By the time you read this, it is my sincere hope that I will be eating—or digesting—breakfast from the new Honey’s Sit n’ Eat at 21st and South streets. It’s the latest tenant in a building, on the edge of the Graduate Hospital neighborhood, that two years ago sat dark and empty. Today, that structure also contains a neighborhood gym, as well as one of those Doggie Style pet stores that seems to be ubiquitous in Philadelphia’s yuppie neighborhoods.
Across the street, there’s a brand-new CVS. Down a block or two, next to Grace Tavern, an ice cream place is slated to open soon. A couple of blocks south of that, on 22nd Street, there’s a new Ultimo coffee house. And existing businesses seem to have found renewed purpose, too: Two cafés that once catered only to daytime crowds have experimented with evening dinner menus.
Bottom line: The neighborhood is a measurably more vibrant place than it was five years ago, when my wife and I moved in nearby. It’s more fun, and certainly a more welcoming place to take an evening stroll.
“Diversity, in all its forms, is the urban advantage; it’s what lured a suburb-raised generation to 19th century rowhouses in the first place,” she writes. “After all these years of trying to revive their old neighborhoods, what a shame if it turns out that American cities have birthed a new kind of monotony.”
Now, I’m a big fan of Inga Saffron. As a relative newcomer to the city, I’ve found her architecture column in the Philadelphia Inquirer an invaluable resource in understanding where this city has been, how it got here, and where it’s trying to go. That’s even been true when she writes about out-of-town development like the Barclay’s Center in Brooklyn or the High Line park in Manhattan.
In this case, though, Saffron’s observations diverge from what I’ve experienced. That the west end of Graduate Hospital is somehow becoming monotonous seems to be really low on the list of likely complaints about the changes there.
That’s not to say that nothing’s been lost. “Up until the 1960s, the area was a thriving African-American center of culture that was home to black icons like the opera singer Marian Anderson and architect Julian Abele, a designer of the Philadelphia Museum of Art,” Saffron writes.
But the neighborhood hadn’t been that neighborhood for quite some time, as Saffron also acknowledges: “It was the usual story: Houses were abandoned as elders died off and their successful children chose other places to live. Vacant lots and drug houses began to appear.”
The result? “In 1990, Graduate Hospital was 78.5 percent African American; today it is barely 32 percent.”
Now that’s a discomfiting truth that can’t and shouldn’t be ignored—and I’m well aware of the dangers of being a white dude writing about my favorite new gourmet coffee shop where African American families used to live.

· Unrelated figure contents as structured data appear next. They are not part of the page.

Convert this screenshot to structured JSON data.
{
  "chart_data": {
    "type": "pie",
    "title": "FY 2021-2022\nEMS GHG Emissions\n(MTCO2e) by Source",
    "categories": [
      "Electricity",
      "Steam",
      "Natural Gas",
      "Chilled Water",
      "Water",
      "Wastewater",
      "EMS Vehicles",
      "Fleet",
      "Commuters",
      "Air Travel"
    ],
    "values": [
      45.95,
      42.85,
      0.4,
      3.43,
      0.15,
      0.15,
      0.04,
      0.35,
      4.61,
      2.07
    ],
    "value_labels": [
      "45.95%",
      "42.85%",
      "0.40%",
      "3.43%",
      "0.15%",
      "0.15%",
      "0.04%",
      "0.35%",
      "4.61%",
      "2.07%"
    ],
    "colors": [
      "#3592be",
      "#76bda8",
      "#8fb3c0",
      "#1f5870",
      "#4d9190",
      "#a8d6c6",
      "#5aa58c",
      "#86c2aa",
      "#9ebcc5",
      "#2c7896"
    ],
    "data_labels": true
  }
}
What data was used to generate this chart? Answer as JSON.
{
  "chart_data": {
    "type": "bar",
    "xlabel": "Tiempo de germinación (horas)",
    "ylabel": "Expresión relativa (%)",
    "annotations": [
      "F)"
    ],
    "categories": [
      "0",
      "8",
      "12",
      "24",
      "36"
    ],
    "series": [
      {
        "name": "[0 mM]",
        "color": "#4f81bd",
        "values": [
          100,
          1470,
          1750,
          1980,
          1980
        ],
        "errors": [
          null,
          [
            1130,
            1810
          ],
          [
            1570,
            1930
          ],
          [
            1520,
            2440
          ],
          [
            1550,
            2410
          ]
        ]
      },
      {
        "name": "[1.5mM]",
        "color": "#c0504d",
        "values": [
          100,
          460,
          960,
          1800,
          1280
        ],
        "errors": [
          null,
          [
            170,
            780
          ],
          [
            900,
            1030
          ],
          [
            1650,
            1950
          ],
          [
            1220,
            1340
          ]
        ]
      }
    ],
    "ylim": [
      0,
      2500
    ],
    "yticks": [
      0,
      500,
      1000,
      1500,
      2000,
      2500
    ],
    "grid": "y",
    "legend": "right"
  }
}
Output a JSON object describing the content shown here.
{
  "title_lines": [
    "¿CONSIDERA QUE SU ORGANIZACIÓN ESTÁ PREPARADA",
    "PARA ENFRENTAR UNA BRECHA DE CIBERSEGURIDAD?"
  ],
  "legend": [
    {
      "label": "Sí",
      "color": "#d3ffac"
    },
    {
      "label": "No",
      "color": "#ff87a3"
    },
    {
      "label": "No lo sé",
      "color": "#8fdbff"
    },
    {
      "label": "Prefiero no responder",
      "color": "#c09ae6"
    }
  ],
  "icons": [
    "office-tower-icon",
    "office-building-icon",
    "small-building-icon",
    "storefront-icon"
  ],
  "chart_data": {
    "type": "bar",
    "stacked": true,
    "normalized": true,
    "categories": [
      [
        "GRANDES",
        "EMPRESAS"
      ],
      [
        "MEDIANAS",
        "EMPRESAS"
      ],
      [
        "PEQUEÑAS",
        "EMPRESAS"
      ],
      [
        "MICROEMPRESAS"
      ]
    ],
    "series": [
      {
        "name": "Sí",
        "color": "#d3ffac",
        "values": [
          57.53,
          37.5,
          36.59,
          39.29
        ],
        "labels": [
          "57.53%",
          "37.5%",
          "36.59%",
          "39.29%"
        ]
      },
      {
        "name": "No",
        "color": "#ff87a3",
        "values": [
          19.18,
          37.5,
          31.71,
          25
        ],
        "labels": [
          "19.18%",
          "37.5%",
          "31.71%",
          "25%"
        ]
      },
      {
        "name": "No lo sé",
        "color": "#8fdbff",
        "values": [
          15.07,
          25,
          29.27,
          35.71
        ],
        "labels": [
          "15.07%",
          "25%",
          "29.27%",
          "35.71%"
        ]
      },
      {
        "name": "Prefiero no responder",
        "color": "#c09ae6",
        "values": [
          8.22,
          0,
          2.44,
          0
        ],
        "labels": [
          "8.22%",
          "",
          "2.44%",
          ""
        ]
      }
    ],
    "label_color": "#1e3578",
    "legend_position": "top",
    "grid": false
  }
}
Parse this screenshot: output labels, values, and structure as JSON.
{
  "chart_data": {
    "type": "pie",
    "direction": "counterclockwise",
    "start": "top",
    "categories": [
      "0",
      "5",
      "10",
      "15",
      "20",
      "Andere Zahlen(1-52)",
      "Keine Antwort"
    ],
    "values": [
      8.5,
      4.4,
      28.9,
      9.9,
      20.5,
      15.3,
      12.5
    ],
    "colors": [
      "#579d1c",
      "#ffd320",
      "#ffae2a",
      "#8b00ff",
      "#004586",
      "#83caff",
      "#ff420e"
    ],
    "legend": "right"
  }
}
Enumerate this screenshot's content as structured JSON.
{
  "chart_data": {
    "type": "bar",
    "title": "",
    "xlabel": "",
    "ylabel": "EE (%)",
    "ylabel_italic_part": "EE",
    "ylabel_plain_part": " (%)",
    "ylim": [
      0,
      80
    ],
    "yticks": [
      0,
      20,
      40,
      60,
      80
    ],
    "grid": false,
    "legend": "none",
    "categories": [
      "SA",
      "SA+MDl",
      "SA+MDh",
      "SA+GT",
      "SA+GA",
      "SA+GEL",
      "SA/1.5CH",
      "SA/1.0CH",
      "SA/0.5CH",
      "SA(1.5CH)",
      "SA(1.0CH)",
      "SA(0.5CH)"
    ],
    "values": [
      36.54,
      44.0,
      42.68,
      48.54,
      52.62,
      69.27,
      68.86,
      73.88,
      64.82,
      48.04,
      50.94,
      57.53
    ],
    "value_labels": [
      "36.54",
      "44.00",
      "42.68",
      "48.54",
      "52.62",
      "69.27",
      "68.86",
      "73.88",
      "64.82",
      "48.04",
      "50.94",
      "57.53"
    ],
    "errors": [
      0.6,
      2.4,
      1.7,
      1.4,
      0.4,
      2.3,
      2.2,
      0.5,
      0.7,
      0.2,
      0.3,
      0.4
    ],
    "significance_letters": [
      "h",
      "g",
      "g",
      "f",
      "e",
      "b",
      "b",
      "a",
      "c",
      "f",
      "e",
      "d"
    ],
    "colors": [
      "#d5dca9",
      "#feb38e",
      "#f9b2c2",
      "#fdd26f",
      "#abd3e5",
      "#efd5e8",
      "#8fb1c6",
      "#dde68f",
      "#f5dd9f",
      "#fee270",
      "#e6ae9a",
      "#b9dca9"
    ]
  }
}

But Saffron doesn’t make the case that anybody has been chased out: Indeed, she offers research showing that a neighborhood’s existing population tends to stick around through gentrification—enjoying the lower crime rates and better restaurants that come with it. The changes come when that population dies off; instead of being replaced by their children, they’re replaced by the yuppie newcomers.
So what exactly is the problem then? In Saffron’s telling, it seems to be that the neighborhood falls short of the vision of Jane Jacobs, the pioneering urbanist. These days, Saffron says, Graduate Hospital is full of young faces; a healthy neighborhood is much more mixed.
“Jacobs’s ideal was a bit like a children’s storybook version of a city, populated by archetypes,” Saffron writes. “There was the early shift-worker hurrying to the subway before dawn, the retiree watching from the stop at midday, the kids strolling home from school in the afternoon. That mix is hard to find in our gentrifying areas.”
Well, wait a few years. The new Graduate Hospital neighborhood is at the beginning of its life cycle. Like any new neighborhood—and, probably, like many renewed neighborhoods—it’s bound to be full of fresh faces: Those 19th-century rowhouses weren’t originally populated by retirees. But children will be born. Gray hairs will appear. And what looks homogeneous now will take on the texture of a real community spanning generations and, yes, even races.
What the neighborhood is now isn’t what it’ll be five years from now. All we see at this moment is a snapshot in a dynamic, never-ending process. It’s different than it was, yes. But it’s certainly not boring.